Despite his many problems, Terence is a smart guy and even a courageous-and-competent guy when it comes to figuring out real crimes. Further, because of his knowledge of the street, particularly the rampant drug prohibition industry (DPI) in New Orleans, he can get straight to the target. Never guess. The target is buried about as deep as you can go into the DPI, and in the process of tracking this gang leader, Terence runs further afoul of being a good lieutenant. In addition to Terence’s DPI addictions—in fact, because of them—, he has an increasing need for cash, which he seeks mainly through illegal gambling. He hasn’t been too successful with his bookie lately, and, to make matters worse, the captain is cleaning up the drug impoundment process. Terry cannot get his Vicodin, Oxy, or cocaine anymore. He turns to crack cocaine.
Terence even tries to branch out on his own. *** minor spoiler alert *** [Again I need to mention this one, because it makes my point on collateral damage of the DPI.] Because of his gambling debts, Terence is into some really sleazy, scary loan shark types—who threaten to kill him and his girlfriend. He finds a star college black athlete in the bad section of town making a marijuana score. Terence threatens to expose the athlete and derail his promising career unless the athlete will help him to throw a game. *** close minor spoiler alert *** So matters seem to get worse and worse as Terence spirals down the classic DPI descent into Hell.
All this going down while he’s supposed to be bringing in the killers.
So what happens? I’m not going to spoil it… any further. [I really have only given the reader some pieces of behavior that indicate the theme of the movie. Hardly spoiling the plot.] You get the picture from the beginning that the film is dark, yet it weaves a constant thread black humor along with the darkness. And it isn’t unbearably so, because you see this marvelous character drama affecting Terence and his girlfriend: there’s some sympathy because deep down they are entirely decent even wonderful persons. Will they get through this mess? The writer is smart enough to give at least a sense of hope. By the way, Nicolas Cage won Best Actor from the Toronto Film Critics Association for this role. Fitting. And you’ll want to see the movie through to the end.

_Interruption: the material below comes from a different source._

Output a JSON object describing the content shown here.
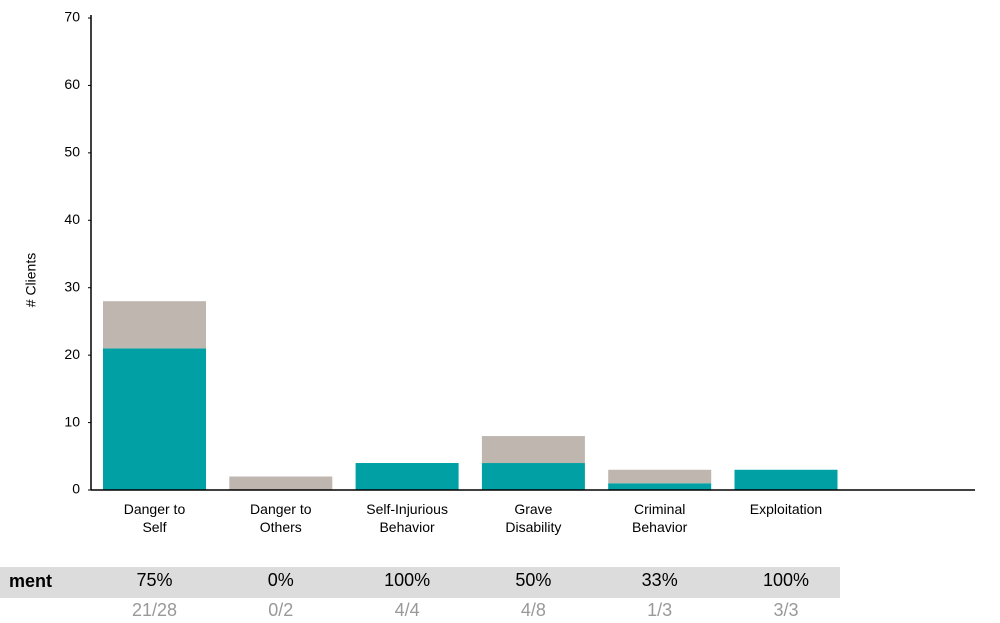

I’m going to end with this observation: Bad Lieutenant is probably the best movie I’ve ever seen that shows so dramatically that the root of virtually all major social problems—real crime, poverty, corruption, destruction of children—especially in the American cities is DRUG PROHIBITION.
So it’s a valuable movie didactically. And though often grim, enjoyable.

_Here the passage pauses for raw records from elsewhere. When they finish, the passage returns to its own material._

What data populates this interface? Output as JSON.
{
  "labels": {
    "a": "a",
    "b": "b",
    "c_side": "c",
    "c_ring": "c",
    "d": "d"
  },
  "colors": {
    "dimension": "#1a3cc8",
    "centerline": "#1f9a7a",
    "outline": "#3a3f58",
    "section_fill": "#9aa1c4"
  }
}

 I’m resisting the normal practice of referring to the millions of capital crimes each year as “drug-related,” because in fact they have nothing to do with drugs as such. (When a free market exists in drugs—or even a reasonably regulated market—such substances decline in price to a point they attract no criminal monopolies maintained by force. People don’t shoot one another in the beer business.) These crimes have everything to do with legal banishment of drugs: i.e. drug prohibition. Drugs are not a serious social evil. Drug prohibition is.